Lorsqu’elle avait déjà été interrogée à ce sujet il y a 10 ans, la Cour de cassation avait répondu que « si la méconnaissance du délai raisonnable peut ouvrir droit à réparation, elle est sans incidence sur la validité des procédures ; »[8]. Or cette solution, déjà prévue à l’article L141-1 du Code de l’organisation judiciaire, n’est évidemment pas satisfaisante car on ne saurait soigner la Justice malade par des indemnisations a posteriori lorsqu’elle a été défaillante.

On rappellera d’ailleurs que le Conseil constitutionnel[9] a récemment déclaré non conforme à la Constitution des articles relatifs à la détention provisoire et l’application des peines au motif précis qu’ils ne prévoyaient pas de recours effectif pour mettre un terme à l’indignité des conditions de détention.
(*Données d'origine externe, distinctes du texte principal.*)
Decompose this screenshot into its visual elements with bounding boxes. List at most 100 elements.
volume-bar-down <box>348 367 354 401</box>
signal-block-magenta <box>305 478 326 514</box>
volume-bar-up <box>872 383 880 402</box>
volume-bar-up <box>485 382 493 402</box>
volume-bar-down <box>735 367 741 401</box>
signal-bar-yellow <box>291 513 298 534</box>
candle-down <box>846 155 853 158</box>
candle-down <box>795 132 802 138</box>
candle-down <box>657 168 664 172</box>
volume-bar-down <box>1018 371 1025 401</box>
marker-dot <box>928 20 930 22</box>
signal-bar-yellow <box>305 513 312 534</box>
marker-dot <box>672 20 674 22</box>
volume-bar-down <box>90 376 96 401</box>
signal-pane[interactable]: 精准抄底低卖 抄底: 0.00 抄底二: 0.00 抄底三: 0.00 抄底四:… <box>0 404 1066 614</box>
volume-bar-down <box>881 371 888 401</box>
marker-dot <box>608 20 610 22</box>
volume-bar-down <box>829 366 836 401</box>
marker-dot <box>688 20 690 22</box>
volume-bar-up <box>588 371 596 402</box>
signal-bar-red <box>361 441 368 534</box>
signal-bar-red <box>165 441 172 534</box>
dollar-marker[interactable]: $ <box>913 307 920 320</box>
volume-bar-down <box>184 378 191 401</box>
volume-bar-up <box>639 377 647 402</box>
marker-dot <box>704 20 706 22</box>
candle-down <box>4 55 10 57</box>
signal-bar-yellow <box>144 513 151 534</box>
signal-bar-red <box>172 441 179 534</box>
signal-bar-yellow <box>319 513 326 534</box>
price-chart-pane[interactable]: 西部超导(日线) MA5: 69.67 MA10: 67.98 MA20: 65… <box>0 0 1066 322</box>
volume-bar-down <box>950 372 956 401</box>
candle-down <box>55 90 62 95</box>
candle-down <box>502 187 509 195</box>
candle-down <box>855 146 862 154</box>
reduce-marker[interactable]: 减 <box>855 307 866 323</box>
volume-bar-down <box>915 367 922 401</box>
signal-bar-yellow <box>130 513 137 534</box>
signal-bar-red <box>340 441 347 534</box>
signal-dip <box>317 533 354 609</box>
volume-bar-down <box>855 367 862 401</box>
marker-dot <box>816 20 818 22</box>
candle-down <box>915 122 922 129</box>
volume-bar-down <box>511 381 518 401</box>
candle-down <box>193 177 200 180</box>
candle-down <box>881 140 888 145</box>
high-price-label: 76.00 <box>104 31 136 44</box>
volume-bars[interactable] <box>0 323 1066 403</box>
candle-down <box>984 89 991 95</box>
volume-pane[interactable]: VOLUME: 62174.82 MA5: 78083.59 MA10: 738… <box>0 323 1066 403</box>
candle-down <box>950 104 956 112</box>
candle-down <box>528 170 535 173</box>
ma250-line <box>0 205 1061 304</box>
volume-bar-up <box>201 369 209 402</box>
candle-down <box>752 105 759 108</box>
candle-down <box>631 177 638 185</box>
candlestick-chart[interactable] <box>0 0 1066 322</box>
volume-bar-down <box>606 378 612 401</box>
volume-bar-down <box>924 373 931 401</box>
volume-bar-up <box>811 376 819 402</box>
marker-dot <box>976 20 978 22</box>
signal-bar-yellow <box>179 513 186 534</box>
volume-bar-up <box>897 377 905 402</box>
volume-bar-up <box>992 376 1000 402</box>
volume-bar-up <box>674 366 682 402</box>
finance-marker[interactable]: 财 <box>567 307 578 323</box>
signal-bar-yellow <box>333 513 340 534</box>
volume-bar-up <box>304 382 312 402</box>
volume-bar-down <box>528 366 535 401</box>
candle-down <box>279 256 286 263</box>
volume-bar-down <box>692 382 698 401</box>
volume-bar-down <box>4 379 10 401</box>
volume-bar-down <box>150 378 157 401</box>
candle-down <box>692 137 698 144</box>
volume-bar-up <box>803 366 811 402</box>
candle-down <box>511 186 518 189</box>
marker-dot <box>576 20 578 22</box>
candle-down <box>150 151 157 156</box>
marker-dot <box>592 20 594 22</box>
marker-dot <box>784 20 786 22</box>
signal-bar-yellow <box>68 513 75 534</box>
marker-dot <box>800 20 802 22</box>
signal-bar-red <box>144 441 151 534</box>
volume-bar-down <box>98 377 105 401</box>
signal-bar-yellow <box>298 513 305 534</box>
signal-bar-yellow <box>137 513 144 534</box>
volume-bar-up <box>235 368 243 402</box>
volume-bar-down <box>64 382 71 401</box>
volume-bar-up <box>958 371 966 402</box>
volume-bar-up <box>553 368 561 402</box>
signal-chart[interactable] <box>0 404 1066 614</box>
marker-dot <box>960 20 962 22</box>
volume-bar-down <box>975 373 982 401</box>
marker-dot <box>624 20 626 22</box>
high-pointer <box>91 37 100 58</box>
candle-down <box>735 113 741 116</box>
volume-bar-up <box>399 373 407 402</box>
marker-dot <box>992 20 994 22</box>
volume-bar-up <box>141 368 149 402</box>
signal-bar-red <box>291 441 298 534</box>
Seule une indemnisation financière existait, via une action en responsabilité. Mais cette absence de recours effectif n’a plus été tolérée par le Conseil Constitutionnel qui a ainsi contraint le législateur à prévoir un véritable recours pour les justiciables.
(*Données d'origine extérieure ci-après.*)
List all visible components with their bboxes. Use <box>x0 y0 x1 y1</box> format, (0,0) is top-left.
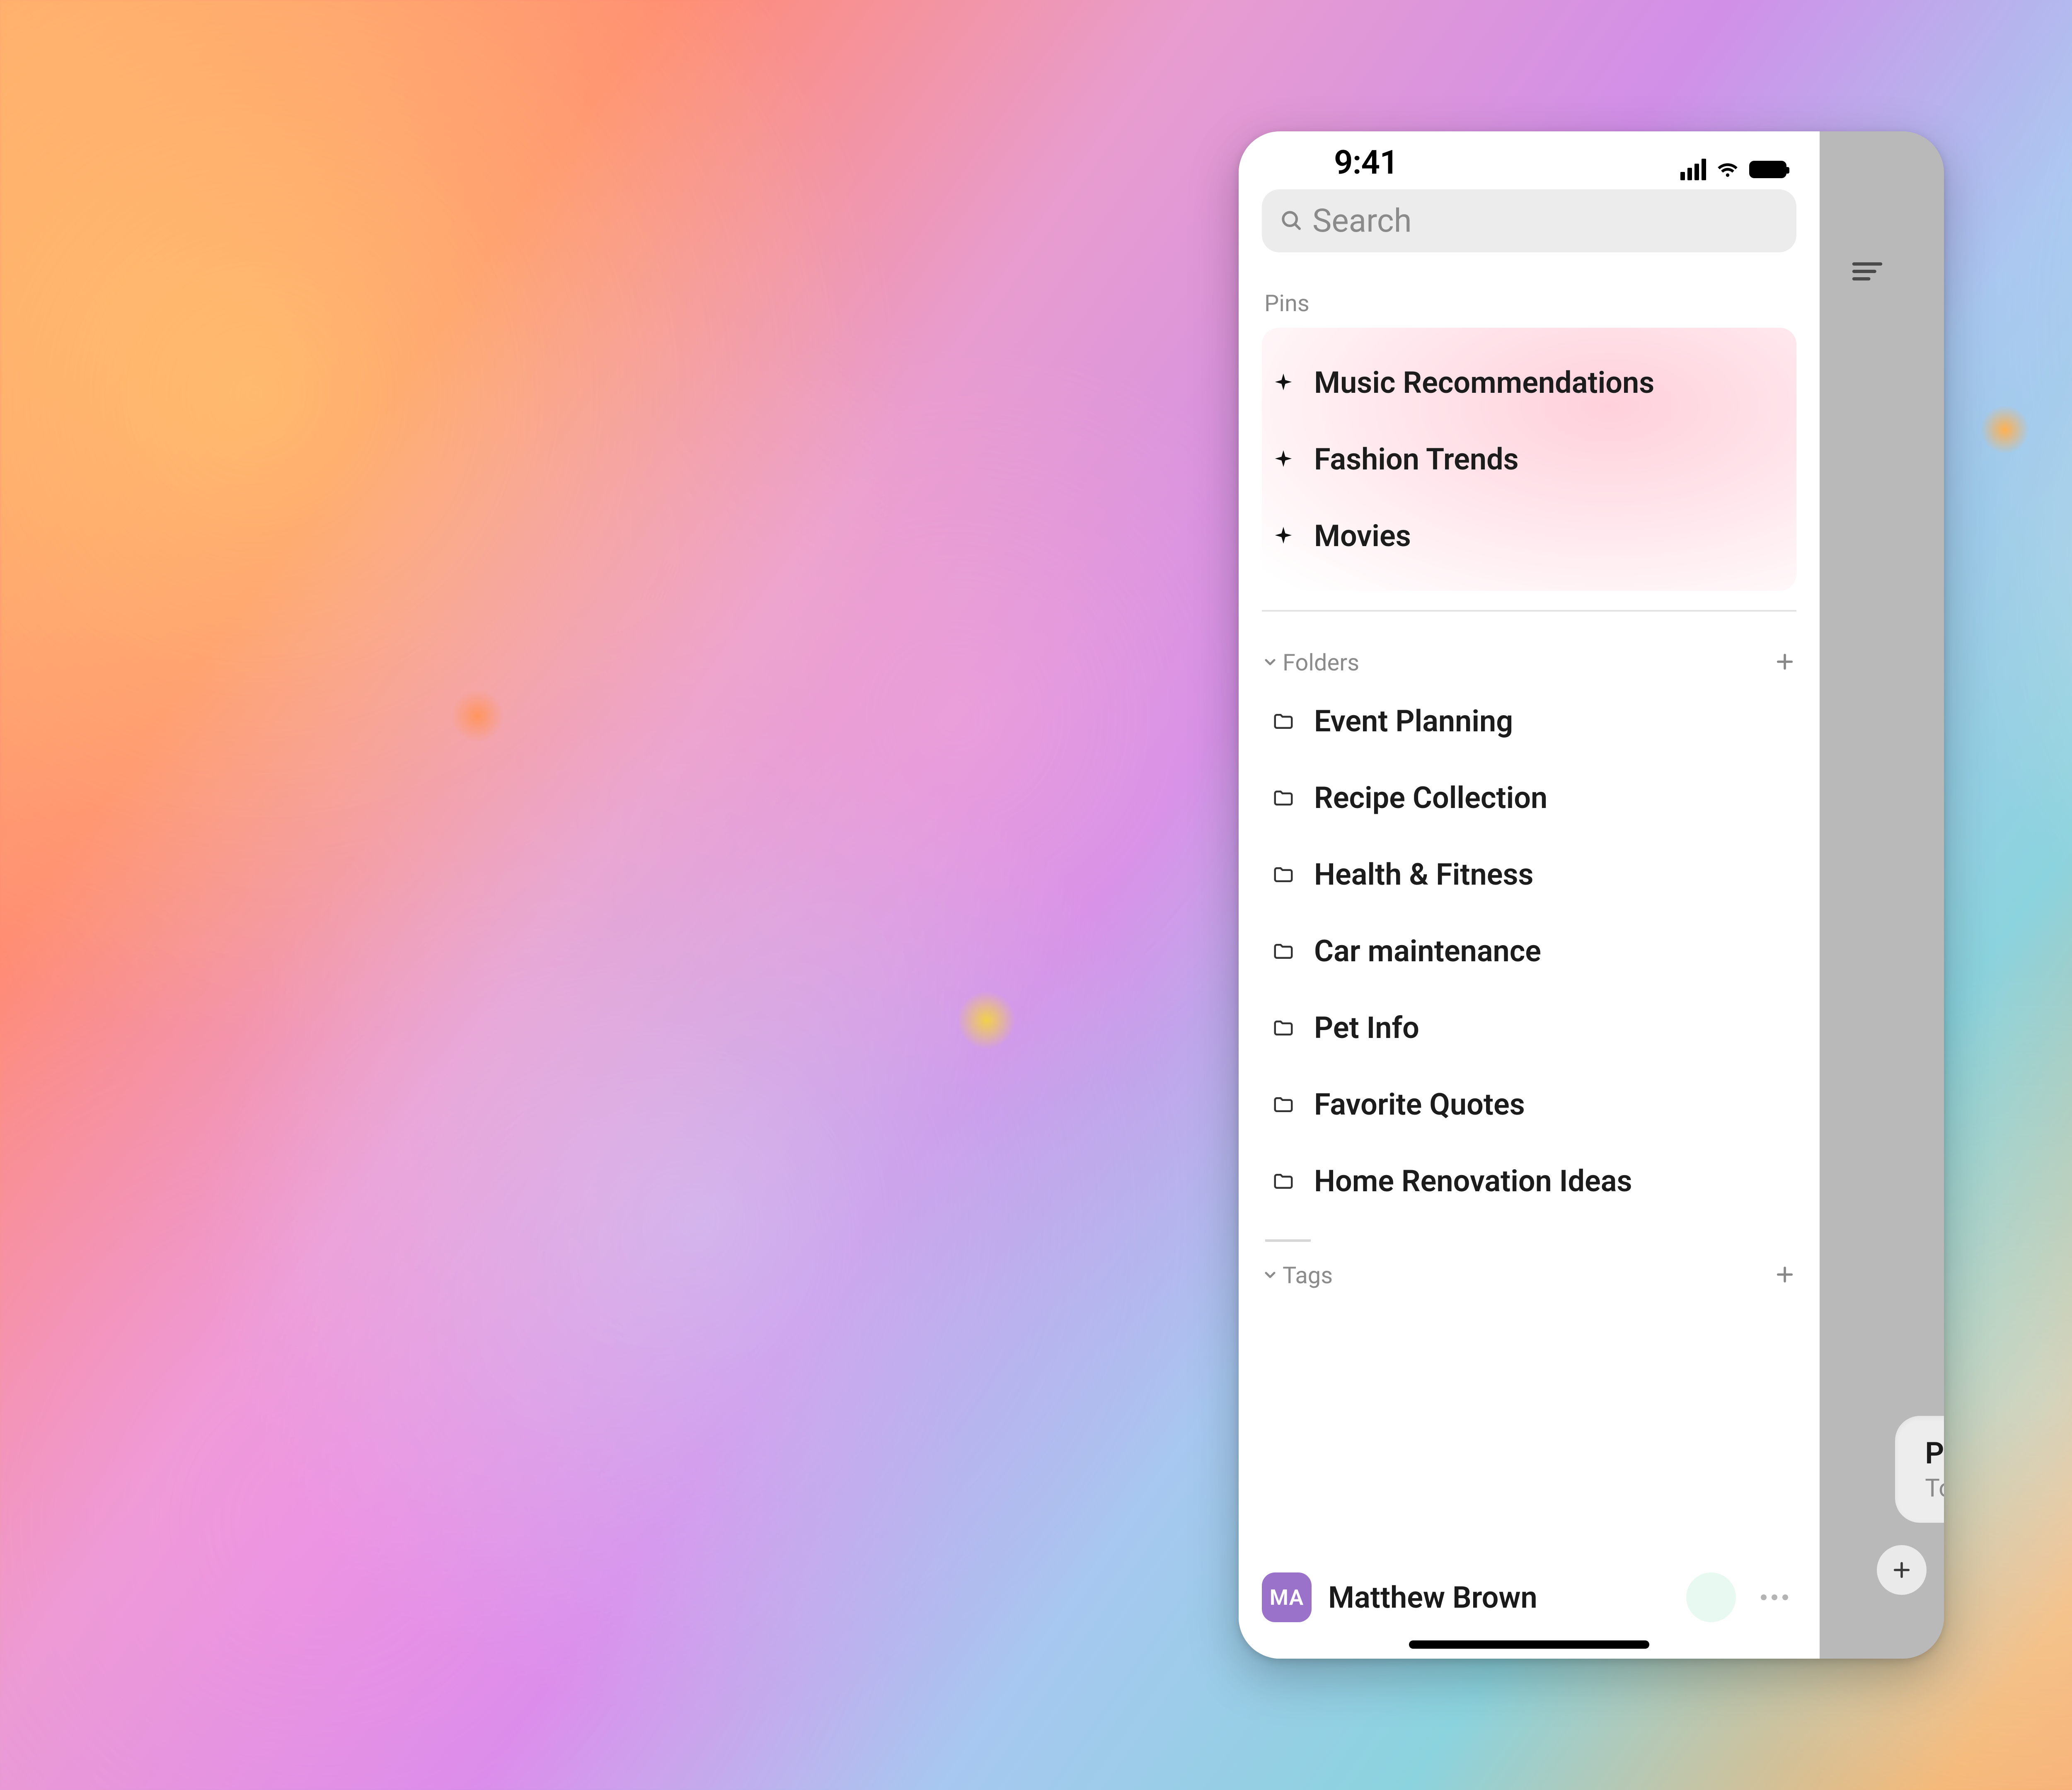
sparkle-icon <box>1271 525 1296 547</box>
add-folder-button[interactable] <box>1773 650 1796 675</box>
folder-item-favorite-quotes[interactable]: Favorite Quotes <box>1262 1066 1796 1143</box>
status-bar: 9:41 <box>1239 131 1820 185</box>
pin-label: Fashion Trends <box>1314 442 1519 477</box>
search-placeholder: Search <box>1312 202 1412 240</box>
divider <box>1265 1239 1311 1242</box>
more-menu-button[interactable] <box>1752 1586 1796 1609</box>
folder-icon <box>1271 787 1296 809</box>
folder-item-pet-info[interactable]: Pet Info <box>1262 989 1796 1066</box>
folder-icon <box>1271 1170 1296 1193</box>
folder-label: Pet Info <box>1314 1010 1419 1045</box>
home-indicator[interactable] <box>1409 1640 1649 1649</box>
sparkle-icon <box>1271 372 1296 394</box>
divider <box>1262 610 1796 612</box>
folder-icon <box>1271 864 1296 886</box>
wifi-icon <box>1716 157 1739 182</box>
folder-label: Home Renovation Ideas <box>1314 1164 1632 1199</box>
folder-icon <box>1271 1017 1296 1039</box>
folder-label: Favorite Quotes <box>1314 1087 1525 1122</box>
pins-list: Music Recommendations Fashion Trends Mov… <box>1262 328 1796 591</box>
chevron-down-icon <box>1262 1262 1278 1289</box>
status-time: 9:41 <box>1334 143 1398 182</box>
folder-label: Car maintenance <box>1314 934 1541 969</box>
phone-frame: Plan To ex 9:41 <box>1239 131 1944 1659</box>
settings-hint[interactable] <box>1686 1572 1736 1622</box>
pins-section-label: Pins <box>1264 290 1796 317</box>
folders-section-label: Folders <box>1283 649 1359 676</box>
tags-section-toggle[interactable]: Tags <box>1262 1262 1333 1289</box>
peek-subtitle: To ex <box>1925 1473 1944 1503</box>
folders-section-toggle[interactable]: Folders <box>1262 649 1359 676</box>
folder-label: Event Planning <box>1314 704 1513 739</box>
pin-item-music[interactable]: Music Recommendations <box>1262 344 1796 421</box>
folder-label: Recipe Collection <box>1314 780 1547 815</box>
peek-card[interactable]: Plan To ex <box>1895 1416 1944 1523</box>
pin-label: Music Recommendations <box>1314 365 1654 400</box>
folder-item-car-maintenance[interactable]: Car maintenance <box>1262 913 1796 989</box>
folder-icon <box>1271 1093 1296 1116</box>
tags-section-label: Tags <box>1283 1262 1333 1289</box>
pin-label: Movies <box>1314 518 1411 554</box>
new-note-fab[interactable] <box>1877 1545 1927 1595</box>
pin-item-fashion[interactable]: Fashion Trends <box>1262 421 1796 498</box>
sidebar-drawer: 9:41 Search <box>1239 131 1820 1659</box>
avatar[interactable]: MA <box>1262 1572 1312 1622</box>
folder-icon <box>1271 940 1296 963</box>
folder-item-home-renovation[interactable]: Home Renovation Ideas <box>1262 1143 1796 1219</box>
user-name: Matthew Brown <box>1328 1580 1670 1615</box>
pin-item-movies[interactable]: Movies <box>1262 498 1796 574</box>
battery-icon <box>1749 161 1786 178</box>
folder-item-recipe-collection[interactable]: Recipe Collection <box>1262 760 1796 836</box>
folder-label: Health & Fitness <box>1314 857 1534 892</box>
search-input[interactable]: Search <box>1262 189 1796 252</box>
collapse-sidebar-button[interactable] <box>1849 254 1885 291</box>
folder-icon <box>1271 710 1296 733</box>
peek-title: Plan <box>1925 1436 1944 1471</box>
sparkle-icon <box>1271 448 1296 471</box>
search-icon <box>1279 208 1302 233</box>
folder-item-event-planning[interactable]: Event Planning <box>1262 683 1796 760</box>
cellular-icon <box>1680 159 1706 180</box>
add-tag-button[interactable] <box>1773 1263 1796 1288</box>
folder-item-health-fitness[interactable]: Health & Fitness <box>1262 836 1796 913</box>
chevron-down-icon <box>1262 649 1278 676</box>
L’enjeu de la question du délai raisonnable est donc celui de la crédibilité de la Justice à l’heure où le « tribunal médiatique », instantané lui, prend une place gravement préjudiciable aux intérêts de ceux qui sont poursuivis.

Gageons que l’Assemblée plénière de la Cour de cassation ne se montrera pas sourde au signal lourd et motivé envoyé par les juridictions du fond, et qu’elle apportera les réponses claires et innovantes attendues face à des délais de justice devenus inacceptables dans certaines procédures.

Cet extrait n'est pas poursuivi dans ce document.